TEM Server on virtual server

(imported topic written by lmchavez91)

Hi, we are getting requests to document very specifically why it is recommended that the TEM server not be hosted on a virtual server. Where can I get the most recent position statement from Tivoli on this, as well as a description of the potential impact when running a virtual TEM server? Thank you!

(imported comment written by BenKus)

Hi Lisa,

Here is the (old) KB article that discusses this topic:

http://support.bigfix.com/cgi-bin/kbdirect.pl?id=366

More discussion is here:

http://www.ibm.com/developerworks/forums/thread.jspa?threadID=405371

Ben

(imported comment written by lmchavez91)

Hi, the link to this older KB article no longer works, is there a new link for it?
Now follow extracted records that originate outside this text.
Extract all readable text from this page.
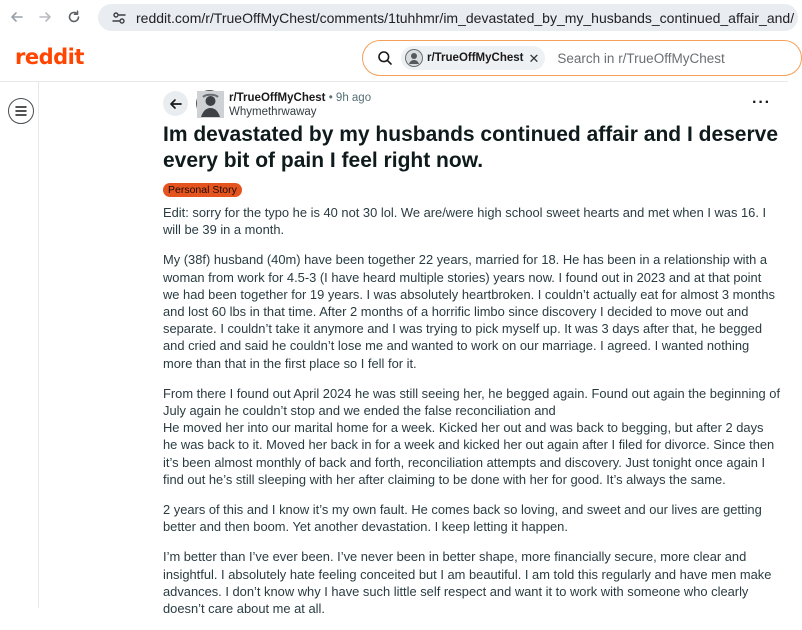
reddit.com/r/TrueOffMyChest/comments/1tuhhmr/im_devastated_by_my_husbands_continued_affair_and/
reddit	r/TrueOffMyChest ✕ Search in r/TrueOffMyChest
r/TrueOffMyChest • 9h ago
Whymethrwaway
···
Im devastated by my husbands continued affair and I deserve every bit of pain I feel right now.
Personal Story

Edit: sorry for the typo he is 40 not 30 lol. We are/were high school sweet hearts and met when I was 16. I will be 39 in a month.

My (38f) husband (40m) have been together 22 years, married for 18. He has been in a relationship with a woman from work for 4.5-3 (I have heard multiple stories) years now. I found out in 2023 and at that point we had been together for 19 years. I was absolutely heartbroken. I couldn’t actually eat for almost 3 months and lost 60 lbs in that time. After 2 months of a horrific limbo since discovery I decided to move out and separate. I couldn’t take it anymore and I was trying to pick myself up. It was 3 days after that, he begged and cried and said he couldn’t lose me and wanted to work on our marriage. I agreed. I wanted nothing more than that in the first place so I fell for it.

From there I found out April 2024 he was still seeing her, he begged again. Found out again the beginning of July again he couldn’t stop and we ended the false reconciliation and

He moved her into our marital home for a week. Kicked her out and was back to begging, but after 2 days he was back to it. Moved her back in for a week and kicked her out again after I filed for divorce. Since then it’s been almost monthly of back and forth, reconciliation attempts and discovery. Just tonight once again I find out he’s still sleeping with her after claiming to be done with her for good. It’s always the same.

2 years of this and I know it’s my own fault. He comes back so loving, and sweet and our lives are getting better and then boom. Yet another devastation. I keep letting it happen.

I’m better than I’ve ever been. I’ve never been in better shape, more financially secure, more clear and insightful. I absolutely hate feeling conceited but I am beautiful. I am told this regularly and have men make advances. I don’t know why I have such little self respect and want it to work with someone who clearly doesn’t care about me at all.
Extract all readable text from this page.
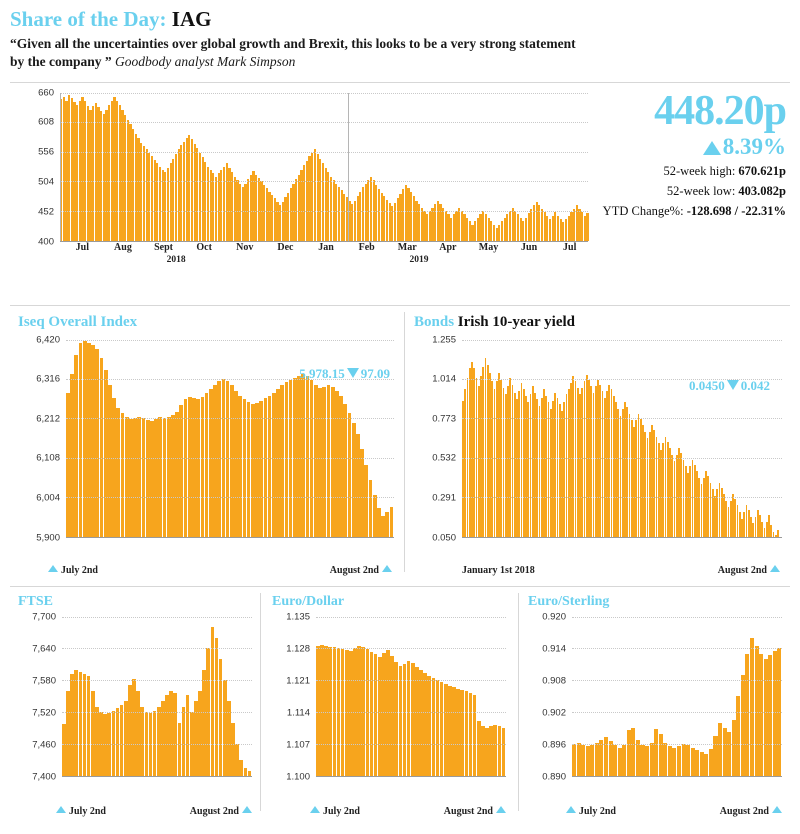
Share of the Day: IAG
“Given all the uncertainties over global growth and Brexit, this looks to be a very strong statement by the company ” Goodbody analyst Mark Simpson
400
452
504
556
608
660
Jul	Aug Sept Oct Nov Dec Jan Feb Mar Apr May Jun	Jul
2018	2019
448.20p
8.39%
52-week high: 670.621p
52-week low: 403.082p
YTD Change%: -128.698 / -22.31%
Iseq Overall Index
5,900
6,004
6,108
6,212
6,316
6,420
5,978.15 97.09
July 2nd	August 2nd
Bonds Irish 10-year yield
0.050
0.291
0.532
0.773
1.014
1.255
0.0450 0.042
January 1st 2018	August 2nd
FTSE
7,400
7,460
7,520
7,580
7,640
7,700
July 2nd	August 2nd
Euro/Dollar
1.100
1.107
1.114
1.121
1.128
1.135
July 2nd	August 2nd
Euro/Sterling
0.890
0.896
0.902
0.908
0.914
0.920
July 2nd	August 2nd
Thank you!

(imported comment written by jfschafer)

Links don’t work (common problem on IBM site) so I can’t comment on the old info but I can tell you I’ve been running Bigfix on VmWare VSphere 4 and now 5 and it runs better than when I did on a physical system. Backend SQL Database server is also a virtual machine in VSphere.

I’m really curious on why Oracle, Exchange, SQL ect can run blazingly fast on things like VSphere 5 and IBM hasn’t figured out that virtualization is not the same as it was even a few years ago. I highly, highly, highly recommend you update your documents and embrace virtualization as many customers (think large ones here) are implementing virtualization first policies and I can tell you I’m one of many who would drop a product if it doesn’t support running on a virtual server. Please read up on virtualization IBM, it’s a good thing. If you don’t you will most definately miss out on new cusomters (very very large ones). $$$$$$$$$

(imported comment written by BenKus)

Hi jfshafer,

You are probably right that virtualization is much better than before… and these days, we give guidance to our team that virtualization isn’t as bad as it used to be for the IO penalty…

Having said that, the bigger problem with virtualization is when a big deployment that uses virtualization on a shared server or a shared disk. You can probably get away with it on a smaller deployment (<10,000 seats), but for the big deployments, you probably need dedicated hardware (virtualized or not).